Si le projet de loi « Engagement national pour le logement » montre la volonté d'améliorer les dispositifs existants, « il reste loin des enjeux soulevés par la crise du logement la plus dramatique qu'ait connue notre pays depuis 50 ans ». C'est la réaction, très mitigée, de la Fondation Abbé-Pierre, au projet présenté le 26 octobre par Jean-Louis Borloo (1). L'urgence à relancer la production de logements à loyers accessibles, souligne la Fondation, était d'autant plus grande que le plan de cohésion sociale atteignait seulement 15 % de ses objectifs à la fin du mois d'août (13 500 logements sociaux réalisés, contre 90 000 prévus).
Particulièrement critiqué par l'organisation : le « ciblage » des mesures en direction des classes moyennes, tel l'élargissement du prêt à taux zéro « aux ménages ayant des revenus allant jusqu'à 7 000 € ». Ou l'aide fiscale pour l'investissement locatif (le « Borloo populaire » ), qui devrait permettre la location de logements à loyers plafonnés en direction de locataires qui devront respecter des plafonds de ressources que la fondation juge « extrêmement élevés ». Nombre d'organisations estiment qu'il aurait mieux fallu supprimer le dispositif « de Robien » et privilégier les contreparties sociales dans le cadre des investissements locatifs.

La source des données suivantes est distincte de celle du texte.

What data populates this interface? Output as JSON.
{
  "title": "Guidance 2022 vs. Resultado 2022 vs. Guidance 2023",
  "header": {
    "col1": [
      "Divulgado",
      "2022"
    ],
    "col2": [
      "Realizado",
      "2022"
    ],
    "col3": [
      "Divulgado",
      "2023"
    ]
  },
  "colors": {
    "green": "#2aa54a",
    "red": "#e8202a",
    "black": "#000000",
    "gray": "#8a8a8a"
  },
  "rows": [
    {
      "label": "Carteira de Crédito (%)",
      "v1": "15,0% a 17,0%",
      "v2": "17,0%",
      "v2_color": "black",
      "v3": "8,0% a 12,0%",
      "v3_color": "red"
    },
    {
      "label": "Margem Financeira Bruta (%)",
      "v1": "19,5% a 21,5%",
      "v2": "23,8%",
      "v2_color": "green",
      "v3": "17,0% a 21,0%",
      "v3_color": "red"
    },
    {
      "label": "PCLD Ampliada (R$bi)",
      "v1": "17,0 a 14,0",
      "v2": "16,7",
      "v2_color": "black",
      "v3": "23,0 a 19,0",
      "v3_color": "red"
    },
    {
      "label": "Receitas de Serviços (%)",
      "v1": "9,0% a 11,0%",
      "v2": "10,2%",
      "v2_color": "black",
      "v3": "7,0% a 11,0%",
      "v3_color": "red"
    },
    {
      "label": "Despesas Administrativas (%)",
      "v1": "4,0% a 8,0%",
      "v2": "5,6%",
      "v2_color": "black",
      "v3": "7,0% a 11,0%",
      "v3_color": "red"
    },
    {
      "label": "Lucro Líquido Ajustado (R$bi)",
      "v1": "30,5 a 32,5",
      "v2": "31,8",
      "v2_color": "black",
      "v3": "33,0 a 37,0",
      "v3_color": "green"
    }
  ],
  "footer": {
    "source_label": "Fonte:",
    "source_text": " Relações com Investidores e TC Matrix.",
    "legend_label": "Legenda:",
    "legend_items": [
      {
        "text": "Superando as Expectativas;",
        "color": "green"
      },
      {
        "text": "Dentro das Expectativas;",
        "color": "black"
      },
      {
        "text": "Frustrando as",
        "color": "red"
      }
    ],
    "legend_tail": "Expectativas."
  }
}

La fondation regrette en outre qu'aucune disposition ne prévoit le renforcement des sanctions des communes qui ne respectent pas l'article 55 de la loi de solidarité et renouvellement urbains sur la construction obligatoire de 20 % de logements sociaux. Comme l'association Consommation logement et cadre de vie (CLCV), qui craint par ailleurs que le « loyer de solidarité », applicable aux locataires qui dépassent de 20 % les plafonds en vigueur, soit un obstacle à la mixité sociale.
La CLCV, qui salue tout de même quelques avancées du projet de loi - notamment l'interdiction des coupures d'énergie pendant l'hiver et le renforcement du rôle des commissions de médiation - demande également que le texte soit sérieusement amendé. Elle souhaite que ce dernier prévoie l'indexation des aides à la personne sur l'indice de référence des loyers (2), la suppression des entraves administratives à l'accès au logement et la pénalisation des abus, la suppression des surloyers et une réforme du financement du logement. La Confédération nationale du logement attend tout autant de « vraies mesures », telles qu'une revalorisation de 20 % des aides personnelles au logement, l'arrêt des démolitions d'immeubles et des expulsions.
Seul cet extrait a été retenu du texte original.